November 29, 2018 · Declared Dead · 🏛 Pacific-Asia Conference on Knowledge Discovery and Data Mining

"No code URL or promise found in abstract"

Evidence collected by the PWNC Scanner

Authors Tiehang Duan, Qi Lou, Sargur N. Srihari, Xiaohui Xie arXiv ID 1811.12500 Category cs.LG: Machine Learning Cross-listed cs.IR, stat.ML Citations 7 Venue Pacific-Asia Conference on Knowledge Discovery and Data Mining Last Checked 3 months ago

Abstract

Current state-of-the-art nonparametric Bayesian text clustering methods model documents through multinomial distribution on bags of words. Although these methods can effectively utilize the word burstiness representation of documents and achieve decent performance, they do not explore the sequential information of text and relationships among synonyms. In this paper, the documents are modeled as the joint of bags of words, sequential features and word embeddings.
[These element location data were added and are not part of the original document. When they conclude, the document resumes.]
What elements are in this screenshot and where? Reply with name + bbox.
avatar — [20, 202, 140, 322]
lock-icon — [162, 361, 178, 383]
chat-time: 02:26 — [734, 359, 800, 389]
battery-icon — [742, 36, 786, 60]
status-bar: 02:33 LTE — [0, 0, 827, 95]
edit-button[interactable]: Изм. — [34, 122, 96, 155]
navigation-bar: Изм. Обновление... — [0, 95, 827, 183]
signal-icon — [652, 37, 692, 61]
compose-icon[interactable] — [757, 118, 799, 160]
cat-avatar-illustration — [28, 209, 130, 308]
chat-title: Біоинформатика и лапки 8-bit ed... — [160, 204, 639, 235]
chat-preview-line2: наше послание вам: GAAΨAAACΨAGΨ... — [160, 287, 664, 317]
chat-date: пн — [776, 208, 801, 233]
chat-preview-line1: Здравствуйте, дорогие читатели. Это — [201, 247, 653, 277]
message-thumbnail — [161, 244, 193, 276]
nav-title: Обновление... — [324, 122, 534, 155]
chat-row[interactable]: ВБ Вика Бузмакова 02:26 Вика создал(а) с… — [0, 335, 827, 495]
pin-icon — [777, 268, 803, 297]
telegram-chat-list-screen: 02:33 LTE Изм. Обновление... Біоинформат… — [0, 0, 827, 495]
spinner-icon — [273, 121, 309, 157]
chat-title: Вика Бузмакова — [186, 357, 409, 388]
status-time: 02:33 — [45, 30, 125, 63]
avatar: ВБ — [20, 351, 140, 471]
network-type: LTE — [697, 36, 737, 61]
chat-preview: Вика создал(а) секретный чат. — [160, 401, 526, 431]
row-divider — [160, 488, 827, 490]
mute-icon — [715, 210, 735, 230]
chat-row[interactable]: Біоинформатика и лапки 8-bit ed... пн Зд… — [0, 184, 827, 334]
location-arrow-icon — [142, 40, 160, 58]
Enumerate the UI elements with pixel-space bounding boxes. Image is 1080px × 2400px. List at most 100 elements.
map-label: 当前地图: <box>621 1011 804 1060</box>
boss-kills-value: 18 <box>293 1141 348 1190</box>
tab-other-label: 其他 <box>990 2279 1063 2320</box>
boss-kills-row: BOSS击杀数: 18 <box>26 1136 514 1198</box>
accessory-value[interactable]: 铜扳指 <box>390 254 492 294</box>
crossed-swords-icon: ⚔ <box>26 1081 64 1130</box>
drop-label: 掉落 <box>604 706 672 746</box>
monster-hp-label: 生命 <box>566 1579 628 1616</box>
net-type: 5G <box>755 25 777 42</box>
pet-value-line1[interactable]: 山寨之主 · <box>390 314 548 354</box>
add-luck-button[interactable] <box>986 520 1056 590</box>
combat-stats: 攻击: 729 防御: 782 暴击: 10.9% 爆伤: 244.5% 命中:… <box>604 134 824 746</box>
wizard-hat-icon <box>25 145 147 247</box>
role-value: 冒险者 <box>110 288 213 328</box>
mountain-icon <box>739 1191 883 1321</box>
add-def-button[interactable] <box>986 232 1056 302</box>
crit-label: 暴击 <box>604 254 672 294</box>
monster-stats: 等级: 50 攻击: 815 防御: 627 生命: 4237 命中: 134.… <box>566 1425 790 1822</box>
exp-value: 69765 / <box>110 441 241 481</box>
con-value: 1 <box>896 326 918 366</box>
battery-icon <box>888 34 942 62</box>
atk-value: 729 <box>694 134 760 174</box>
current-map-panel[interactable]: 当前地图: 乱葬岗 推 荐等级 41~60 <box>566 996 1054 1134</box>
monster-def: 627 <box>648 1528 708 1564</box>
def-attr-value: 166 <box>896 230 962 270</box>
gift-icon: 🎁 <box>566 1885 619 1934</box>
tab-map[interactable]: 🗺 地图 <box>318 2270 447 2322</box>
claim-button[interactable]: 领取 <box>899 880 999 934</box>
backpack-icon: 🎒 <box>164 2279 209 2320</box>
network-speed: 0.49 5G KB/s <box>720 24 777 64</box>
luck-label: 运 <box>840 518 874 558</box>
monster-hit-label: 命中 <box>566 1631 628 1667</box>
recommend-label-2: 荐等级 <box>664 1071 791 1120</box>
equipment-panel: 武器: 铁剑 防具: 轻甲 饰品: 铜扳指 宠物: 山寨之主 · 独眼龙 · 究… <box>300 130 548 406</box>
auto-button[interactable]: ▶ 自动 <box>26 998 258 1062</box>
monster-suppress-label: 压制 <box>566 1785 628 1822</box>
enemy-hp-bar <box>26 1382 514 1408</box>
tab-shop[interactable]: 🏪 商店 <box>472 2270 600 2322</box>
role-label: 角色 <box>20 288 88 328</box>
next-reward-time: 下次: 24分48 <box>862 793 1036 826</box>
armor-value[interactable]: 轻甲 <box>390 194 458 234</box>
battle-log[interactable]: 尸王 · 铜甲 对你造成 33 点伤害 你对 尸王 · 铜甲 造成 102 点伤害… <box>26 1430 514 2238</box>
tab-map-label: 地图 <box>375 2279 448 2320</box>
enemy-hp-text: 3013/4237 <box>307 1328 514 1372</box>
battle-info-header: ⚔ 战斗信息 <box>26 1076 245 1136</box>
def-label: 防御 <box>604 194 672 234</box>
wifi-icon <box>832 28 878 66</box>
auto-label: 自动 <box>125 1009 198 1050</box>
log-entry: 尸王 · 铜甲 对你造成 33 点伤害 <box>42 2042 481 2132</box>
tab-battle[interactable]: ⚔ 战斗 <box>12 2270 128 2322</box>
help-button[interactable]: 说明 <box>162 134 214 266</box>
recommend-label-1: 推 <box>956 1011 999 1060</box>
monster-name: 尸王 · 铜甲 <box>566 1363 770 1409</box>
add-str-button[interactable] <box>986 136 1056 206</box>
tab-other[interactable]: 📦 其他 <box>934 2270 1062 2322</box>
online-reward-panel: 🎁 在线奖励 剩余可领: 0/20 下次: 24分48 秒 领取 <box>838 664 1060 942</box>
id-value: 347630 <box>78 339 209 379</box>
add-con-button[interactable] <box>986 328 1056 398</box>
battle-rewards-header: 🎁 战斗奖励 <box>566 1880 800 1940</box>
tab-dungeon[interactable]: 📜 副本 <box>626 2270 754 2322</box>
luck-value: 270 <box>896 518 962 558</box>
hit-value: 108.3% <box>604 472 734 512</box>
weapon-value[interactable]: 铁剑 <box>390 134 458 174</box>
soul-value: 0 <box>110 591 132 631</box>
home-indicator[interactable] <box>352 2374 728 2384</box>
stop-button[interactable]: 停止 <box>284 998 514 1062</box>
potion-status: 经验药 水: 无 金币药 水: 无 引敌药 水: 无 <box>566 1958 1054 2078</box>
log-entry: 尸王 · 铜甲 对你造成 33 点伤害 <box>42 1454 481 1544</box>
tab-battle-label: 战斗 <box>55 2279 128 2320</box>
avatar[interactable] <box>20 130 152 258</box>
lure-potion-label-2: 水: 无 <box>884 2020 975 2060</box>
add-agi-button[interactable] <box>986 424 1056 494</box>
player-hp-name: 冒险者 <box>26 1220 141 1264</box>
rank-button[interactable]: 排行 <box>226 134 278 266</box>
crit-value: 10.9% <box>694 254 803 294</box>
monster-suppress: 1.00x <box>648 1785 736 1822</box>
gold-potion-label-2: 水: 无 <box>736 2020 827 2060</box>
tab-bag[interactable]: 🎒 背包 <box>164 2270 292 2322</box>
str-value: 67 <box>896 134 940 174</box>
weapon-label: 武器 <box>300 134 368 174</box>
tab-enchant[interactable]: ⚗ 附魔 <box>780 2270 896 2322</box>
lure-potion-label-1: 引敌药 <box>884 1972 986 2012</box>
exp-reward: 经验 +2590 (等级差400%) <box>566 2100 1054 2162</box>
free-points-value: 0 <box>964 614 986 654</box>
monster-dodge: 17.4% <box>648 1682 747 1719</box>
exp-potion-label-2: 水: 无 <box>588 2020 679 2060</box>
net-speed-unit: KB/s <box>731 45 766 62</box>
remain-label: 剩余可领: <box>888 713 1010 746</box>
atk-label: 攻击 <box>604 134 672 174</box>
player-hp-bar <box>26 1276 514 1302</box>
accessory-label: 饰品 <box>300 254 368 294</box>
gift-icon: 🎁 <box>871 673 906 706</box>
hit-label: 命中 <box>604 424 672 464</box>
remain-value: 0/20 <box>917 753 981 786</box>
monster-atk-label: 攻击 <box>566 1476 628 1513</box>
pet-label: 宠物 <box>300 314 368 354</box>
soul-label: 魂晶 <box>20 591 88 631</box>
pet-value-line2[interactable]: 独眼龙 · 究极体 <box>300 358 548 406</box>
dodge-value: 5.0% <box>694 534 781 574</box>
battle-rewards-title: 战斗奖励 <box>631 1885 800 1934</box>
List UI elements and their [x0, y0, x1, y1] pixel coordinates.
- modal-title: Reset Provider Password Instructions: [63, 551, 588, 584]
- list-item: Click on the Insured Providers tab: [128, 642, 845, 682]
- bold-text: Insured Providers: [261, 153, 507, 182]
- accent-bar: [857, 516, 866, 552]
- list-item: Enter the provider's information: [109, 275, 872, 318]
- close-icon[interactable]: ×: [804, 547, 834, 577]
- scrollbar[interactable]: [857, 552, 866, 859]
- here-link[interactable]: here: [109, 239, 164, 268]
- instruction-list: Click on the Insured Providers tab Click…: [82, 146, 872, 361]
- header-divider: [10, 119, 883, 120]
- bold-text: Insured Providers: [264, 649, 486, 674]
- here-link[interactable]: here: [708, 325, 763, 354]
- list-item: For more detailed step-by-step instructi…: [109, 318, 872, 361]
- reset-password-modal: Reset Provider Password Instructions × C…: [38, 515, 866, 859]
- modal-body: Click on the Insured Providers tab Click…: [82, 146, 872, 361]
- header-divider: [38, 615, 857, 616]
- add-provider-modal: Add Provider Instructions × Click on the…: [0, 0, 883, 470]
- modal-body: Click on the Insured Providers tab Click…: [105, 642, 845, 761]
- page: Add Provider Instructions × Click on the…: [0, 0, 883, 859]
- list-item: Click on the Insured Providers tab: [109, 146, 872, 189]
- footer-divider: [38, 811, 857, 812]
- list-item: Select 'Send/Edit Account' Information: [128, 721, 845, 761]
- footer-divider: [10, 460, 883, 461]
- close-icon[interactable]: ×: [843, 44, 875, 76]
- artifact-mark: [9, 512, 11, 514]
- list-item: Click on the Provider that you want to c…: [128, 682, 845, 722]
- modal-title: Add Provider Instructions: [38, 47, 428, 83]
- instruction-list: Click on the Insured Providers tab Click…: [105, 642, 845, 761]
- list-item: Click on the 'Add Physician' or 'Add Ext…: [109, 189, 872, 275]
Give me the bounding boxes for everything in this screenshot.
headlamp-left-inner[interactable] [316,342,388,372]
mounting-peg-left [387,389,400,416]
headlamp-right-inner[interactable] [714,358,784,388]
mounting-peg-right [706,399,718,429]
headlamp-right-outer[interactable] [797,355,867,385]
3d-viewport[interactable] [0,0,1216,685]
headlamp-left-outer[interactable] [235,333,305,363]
We proposed Sequential Embedding induced Dirichlet Process Mixture Model (SiDPMM) to effectively exploit this joint document representation in text clustering. The sequential features are extracted by the encoder-decoder component. Word embeddings produced by the continuous-bag-of-words (CBOW) model are introduced to handle synonyms. Experimental results demonstrate the benefits of our model in two major aspects: 1) improved performance across multiple diverse text datasets in terms of the normalized mutual information (NMI); 2) more accurate inference of ground truth cluster numbers with regularization effect on tiny outlier clusters.